Comparing the correlation between each instrument, MegaISQ^® measuring parallel had the higher correlation to the others (considering every instrument and technique). However, the same instrument obtained the lowest correlation when measuring perpendicular (lowest Pearson correlation coefficient and widest difference of agreement with the mean ISQ values in the Bland–Altman plot). On the other hand, Osstell^® Beacon obtained good correlation for measuring both parallel and perpendicular (and the narrowest difference of agreement with the mean ISQ values), and Penguin^® had similar correlation values with the other methods measuring parallel and perpendicular.

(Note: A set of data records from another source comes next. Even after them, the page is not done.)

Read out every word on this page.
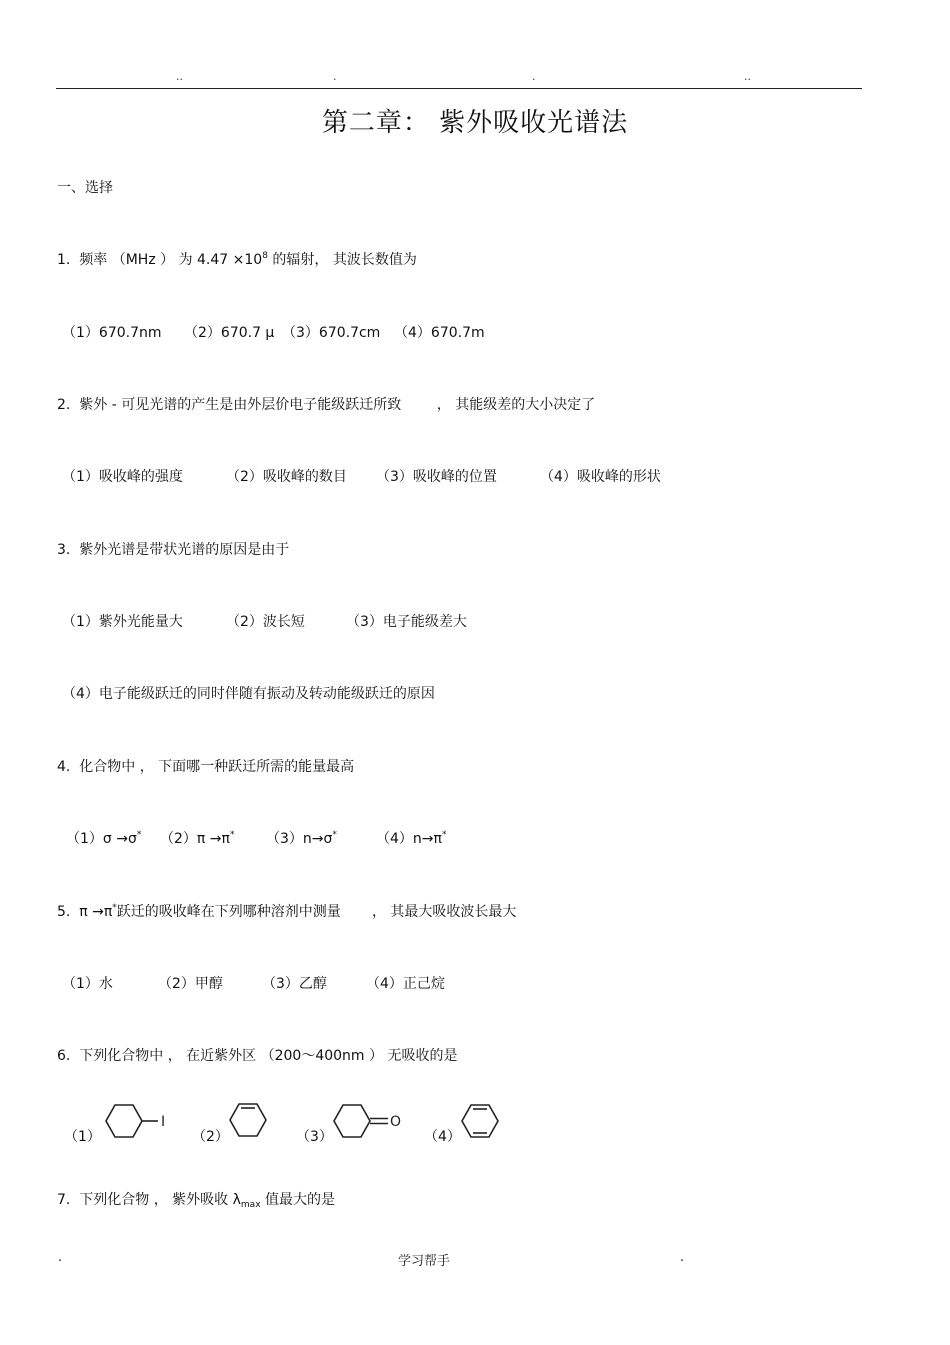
..	.	.	..
第二章： 紫外吸收光谱法
一、选择
1.  频率 （MHz ） 为 $4.47 \times 10^8$ 的辐射， 其波长数值为
（1）670.7nm （2）670.7 μ （3）670.7cm （4）670.7m
2.  紫外 - 可见光谱的产生是由外层价电子能级跃迁所致        ， 其能级差的大小决定了
（1）吸收峰的强度	（2）吸收峰的数目 （3）吸收峰的位置	（4）吸收峰的形状
3.  紫外光谱是带状光谱的原因是由于
（1）紫外光能量大	（2）波长短	（3）电子能级差大
（4）电子能级跃迁的同时伴随有振动及转动能级跃迁的原因
4.  化合物中 ， 下面哪一种跃迁所需的能量最高
（1）σ →σ* （2）π →π* （3）n→σ*	（4）n→π*
5.  π →π*跃迁的吸收峰在下列哪种溶剂中测量       ， 其最大吸收波长最大
（1）水	（2）甲醇	（3）乙醇	（4）正己烷
6.  下列化合物中 ， 在近紫外区 （200～400nm ） 无吸收的是
（1）
I
（2）	（3）
O
（4）
7.  下列化合物 ， 紫外吸收 $\lambda_{max}$ 值最大的是
.	学习帮手	.
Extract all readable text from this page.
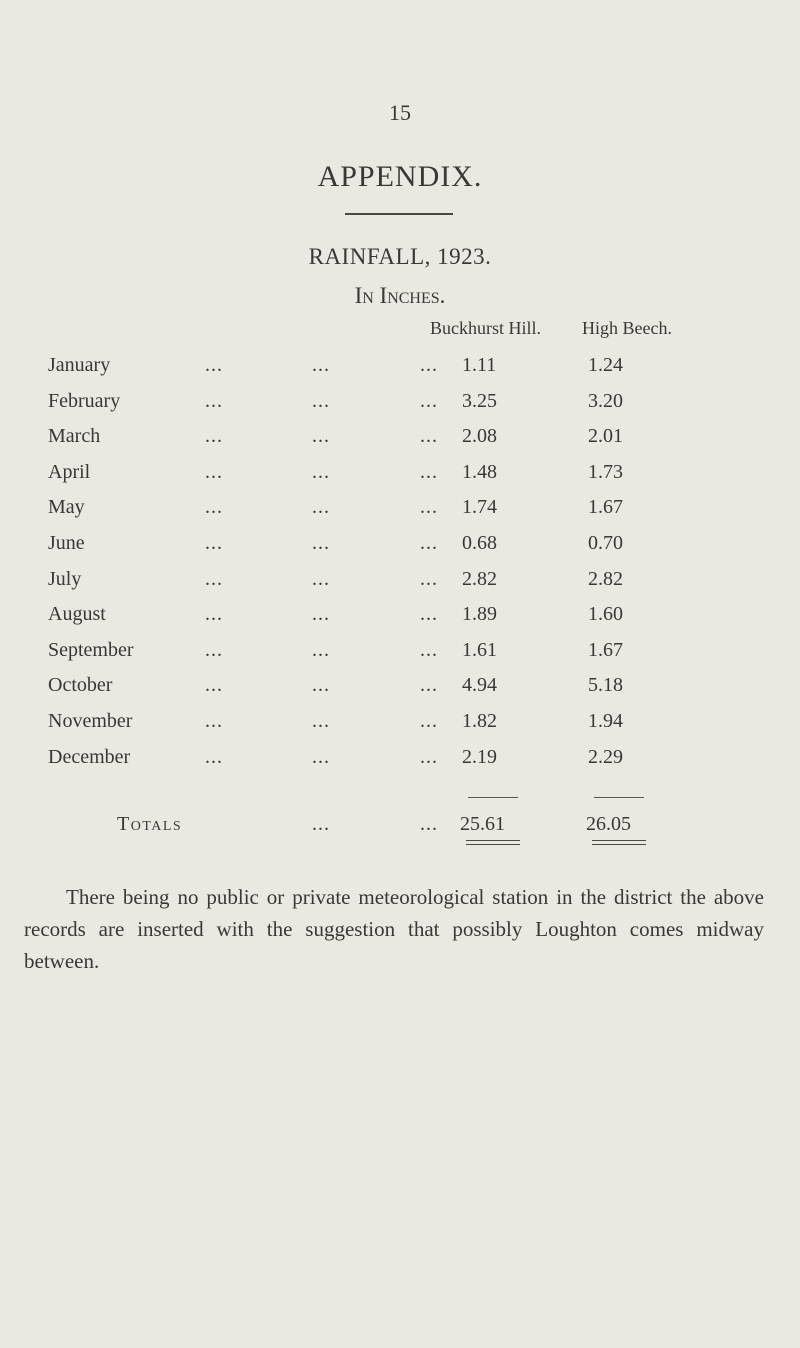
15
APPENDIX.
RAINFALL, 1923.
In Inches.
Buckhurst Hill. High Beech.
January	...	...	... 1.11	1.24
February	...	...	... 3.25	3.20
March	...	...	... 2.08	2.01
April	...	...	... 1.48	1.73
May	...	...	... 1.74	1.67
June	...	...	... 0.68	0.70
July	...	...	... 2.82	2.82
August	...	...	... 1.89	1.60
September	...	...	... 1.61	1.67
October	...	...	... 4.94	5.18
November	...	...	... 1.82	1.94
December	...	...	... 2.19	2.29
Totals	...	... 25.61	26.05

There being no public or private meteorological station in the district the above records are inserted with the suggestion that possibly Loughton comes midway between.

This study has some limitations. The bone density can affect ISQ values [19] and no previous evaluation of the different bone locations where implants were placed was done. However, some aspects that could affect ISQ values, such as implant length and diameter were controlled using the same implant size for all measurements. Another limitation was the manual tightening of the transducers, but this technique was previously reported to be objective and reliable [20]. Finally, it was not possible to blind the investigators within the instrument used, and the study was performed in an animal model. Therefore, further research is needed to clinically assess in vivo the behavior of these devices.

5. Conclusions

Within the limitations of this study, Osstell^® Beacon and MegaISQ^® showed a larger deviation in the measurements than Penguin^®; Penguin^® exhibited moderate to good inter-rater reliability and good intra-rater reliability for measuring the implant micromotion; Osstell^® Beacon had good agreement for measuring ISQ both parallel and perpendicular and MegaISQ^® had the best agreement for measuring ISQ parallel, but not for measuring perpendicular.